MADRID 2 jun. (EUROPA PRESS) -
Se você já olhou para a placa de um carro, provavelmente notou que algumas letras nunca aparecem. Isso não é coincidência. Por mais de duas décadas, a Espanha vem aplicando um sistema que exclui deliberadamente certas letras do alfabeto - e não apenas as vogais - para evitar confusão, mal-entendidos ou combinações infelizes.
Mas esse nem sempre foi o caso. Até 2000, as placas de identificação espanholas incluíam inicialmente um código provincial - como M para Madri ou B para Barcelona - seguido por uma sequência numérica e, posteriormente, também por letras. Por exemplo, durante décadas, veículos como um Seat 131 Supermirafiori de Oviedo podiam circular com placas de número do estilo O-0000-O, em que o "O" identificava a província de origem. Esse sistema foi mantido, com variações, de 1900 até a entrada em vigor do atual modelo europeu.
Para unificar os critérios com a União Europeia e evitar a rápida saturação do sistema anterior, a Espanha adotou um modelo alfanumérico que não atribui nenhum significado específico aos códigos das placas.
É ASSIM QUE FUNCIONA O SISTEMA ATUAL
Desde setembro de 2000, as placas espanholas são compostas por quatro números seguidos por três letras, precedidos pela faixa azul da União Europeia com a letra "E" para a Espanha. Esse código não indica o local de origem, mas permite que o veículo seja identificado de forma exclusiva no registro nacional.
Os números variam de 0000 a 9999, dando 10.000 combinações possíveis para cada grupo de letras. Como resultado, o sistema tem uma capacidade planejada de cerca de 80 milhões de placas, o que significa que não se espera que ele se esgote antes de 40 anos, conforme declarado em um artigo na revista Tráfico y Seguridad Vial (Tráfego e Segurança Viária) da Dirección General de Tráfico (DGT).

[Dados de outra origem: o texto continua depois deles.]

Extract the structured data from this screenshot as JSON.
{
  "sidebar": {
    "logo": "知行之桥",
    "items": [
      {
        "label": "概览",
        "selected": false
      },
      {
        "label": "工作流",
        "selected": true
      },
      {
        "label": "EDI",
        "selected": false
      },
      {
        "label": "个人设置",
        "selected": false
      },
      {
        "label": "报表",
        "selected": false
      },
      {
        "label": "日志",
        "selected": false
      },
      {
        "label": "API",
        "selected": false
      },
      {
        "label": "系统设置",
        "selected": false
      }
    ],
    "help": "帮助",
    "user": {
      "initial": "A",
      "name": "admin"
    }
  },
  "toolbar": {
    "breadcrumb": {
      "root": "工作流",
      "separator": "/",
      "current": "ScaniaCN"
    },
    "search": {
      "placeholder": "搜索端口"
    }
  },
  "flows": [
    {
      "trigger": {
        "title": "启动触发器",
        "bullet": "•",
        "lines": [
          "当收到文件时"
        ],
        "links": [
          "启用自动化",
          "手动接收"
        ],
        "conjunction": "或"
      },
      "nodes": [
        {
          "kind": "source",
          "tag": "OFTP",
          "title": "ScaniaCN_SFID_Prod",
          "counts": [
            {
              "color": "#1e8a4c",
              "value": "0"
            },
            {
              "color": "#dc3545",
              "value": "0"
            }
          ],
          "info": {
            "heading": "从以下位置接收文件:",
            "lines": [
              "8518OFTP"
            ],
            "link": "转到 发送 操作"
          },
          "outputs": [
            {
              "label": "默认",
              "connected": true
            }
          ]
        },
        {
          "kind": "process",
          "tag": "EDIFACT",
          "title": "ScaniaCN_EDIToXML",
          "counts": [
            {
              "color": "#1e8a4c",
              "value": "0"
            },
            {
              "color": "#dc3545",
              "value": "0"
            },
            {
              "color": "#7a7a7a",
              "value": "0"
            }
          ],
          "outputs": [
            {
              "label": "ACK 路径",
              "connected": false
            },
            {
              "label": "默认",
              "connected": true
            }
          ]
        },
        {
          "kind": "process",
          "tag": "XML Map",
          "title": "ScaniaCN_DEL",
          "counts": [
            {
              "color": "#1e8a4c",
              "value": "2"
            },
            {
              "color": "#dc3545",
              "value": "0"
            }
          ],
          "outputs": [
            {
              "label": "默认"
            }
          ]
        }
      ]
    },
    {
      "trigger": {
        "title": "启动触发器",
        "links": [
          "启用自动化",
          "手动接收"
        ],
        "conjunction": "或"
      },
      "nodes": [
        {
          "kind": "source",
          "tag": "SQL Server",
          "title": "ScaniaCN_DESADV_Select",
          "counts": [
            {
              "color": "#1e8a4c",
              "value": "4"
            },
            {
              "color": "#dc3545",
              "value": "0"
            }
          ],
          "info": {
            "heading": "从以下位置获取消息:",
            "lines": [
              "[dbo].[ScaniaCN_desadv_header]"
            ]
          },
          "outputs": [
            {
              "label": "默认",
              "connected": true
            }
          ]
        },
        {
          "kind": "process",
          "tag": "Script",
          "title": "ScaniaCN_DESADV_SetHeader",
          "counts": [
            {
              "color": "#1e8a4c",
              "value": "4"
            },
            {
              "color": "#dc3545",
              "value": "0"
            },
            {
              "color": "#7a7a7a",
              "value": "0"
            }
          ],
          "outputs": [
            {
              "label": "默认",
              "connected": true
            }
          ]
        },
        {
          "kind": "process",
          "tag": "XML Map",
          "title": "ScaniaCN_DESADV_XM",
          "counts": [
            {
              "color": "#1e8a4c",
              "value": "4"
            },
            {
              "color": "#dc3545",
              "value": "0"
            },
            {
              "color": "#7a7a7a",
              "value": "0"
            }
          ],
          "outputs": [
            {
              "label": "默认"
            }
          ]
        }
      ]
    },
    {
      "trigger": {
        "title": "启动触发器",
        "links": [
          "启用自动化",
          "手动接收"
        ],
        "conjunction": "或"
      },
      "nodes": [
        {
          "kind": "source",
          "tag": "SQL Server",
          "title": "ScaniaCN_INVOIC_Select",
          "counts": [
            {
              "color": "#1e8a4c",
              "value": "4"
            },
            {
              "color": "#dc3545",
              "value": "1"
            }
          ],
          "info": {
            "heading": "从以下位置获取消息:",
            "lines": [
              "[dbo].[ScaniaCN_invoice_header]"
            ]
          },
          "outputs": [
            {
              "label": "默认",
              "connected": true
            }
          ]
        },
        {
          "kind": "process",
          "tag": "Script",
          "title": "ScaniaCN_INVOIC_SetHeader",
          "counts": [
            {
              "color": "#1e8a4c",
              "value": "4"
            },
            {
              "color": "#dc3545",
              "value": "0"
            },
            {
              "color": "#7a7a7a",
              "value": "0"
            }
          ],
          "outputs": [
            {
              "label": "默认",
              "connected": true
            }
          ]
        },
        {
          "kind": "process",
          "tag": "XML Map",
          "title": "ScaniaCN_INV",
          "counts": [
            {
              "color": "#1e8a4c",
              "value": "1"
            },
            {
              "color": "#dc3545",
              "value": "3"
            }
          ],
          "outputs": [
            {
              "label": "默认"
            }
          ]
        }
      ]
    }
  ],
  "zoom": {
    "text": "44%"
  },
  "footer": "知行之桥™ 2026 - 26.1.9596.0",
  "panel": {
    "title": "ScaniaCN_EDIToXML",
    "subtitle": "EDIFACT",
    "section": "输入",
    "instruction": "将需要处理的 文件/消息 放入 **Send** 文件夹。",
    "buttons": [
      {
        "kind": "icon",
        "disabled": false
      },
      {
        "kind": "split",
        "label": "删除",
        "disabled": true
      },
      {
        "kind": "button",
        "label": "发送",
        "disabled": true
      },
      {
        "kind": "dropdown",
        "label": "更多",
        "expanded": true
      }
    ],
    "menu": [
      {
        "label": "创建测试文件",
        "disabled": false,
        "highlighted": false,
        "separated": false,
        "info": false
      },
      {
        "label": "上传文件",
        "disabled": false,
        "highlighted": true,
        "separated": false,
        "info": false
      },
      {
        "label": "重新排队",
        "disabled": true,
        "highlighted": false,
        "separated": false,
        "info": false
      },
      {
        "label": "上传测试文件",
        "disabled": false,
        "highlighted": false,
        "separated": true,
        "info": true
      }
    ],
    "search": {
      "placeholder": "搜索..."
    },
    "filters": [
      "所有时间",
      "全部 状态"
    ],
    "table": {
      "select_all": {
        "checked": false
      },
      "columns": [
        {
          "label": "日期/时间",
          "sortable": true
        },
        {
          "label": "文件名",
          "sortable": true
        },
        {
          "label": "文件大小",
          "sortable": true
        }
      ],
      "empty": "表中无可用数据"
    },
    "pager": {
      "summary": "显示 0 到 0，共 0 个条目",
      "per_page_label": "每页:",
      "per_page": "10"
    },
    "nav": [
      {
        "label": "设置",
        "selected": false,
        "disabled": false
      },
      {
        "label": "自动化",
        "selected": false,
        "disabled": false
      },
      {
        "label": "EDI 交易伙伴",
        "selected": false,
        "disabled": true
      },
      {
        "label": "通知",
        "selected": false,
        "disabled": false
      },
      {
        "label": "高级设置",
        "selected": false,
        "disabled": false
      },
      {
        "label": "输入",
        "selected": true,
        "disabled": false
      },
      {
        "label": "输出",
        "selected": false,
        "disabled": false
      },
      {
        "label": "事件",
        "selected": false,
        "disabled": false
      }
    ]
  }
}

POR QUE EXISTEM LETRAS PROIBIDAS?
Embora à primeira vista possa parecer uma sucessão aleatória, as letras nas placas de identificação seguem uma lógica clara. O sistema começa com BBB e termina com ZZZ, mas exclui várias letras e combinações para evitar mal-entendidos e palavras inadequadas.
Estas são as nove letras que não são usadas:
A, E, I, O e U: todas as vogais são omitidas para evitar a formação de palavras reconhecíveis ou nomes próprios, como ANA, EVA ou PIS.
CH e LL: essas combinações são consideradas dígrafos em espanhol e não letras individuais, portanto, são deixadas de fora do sistema.
Ñ: pode ser confundido com a letra N, especialmente em contextos internacionais.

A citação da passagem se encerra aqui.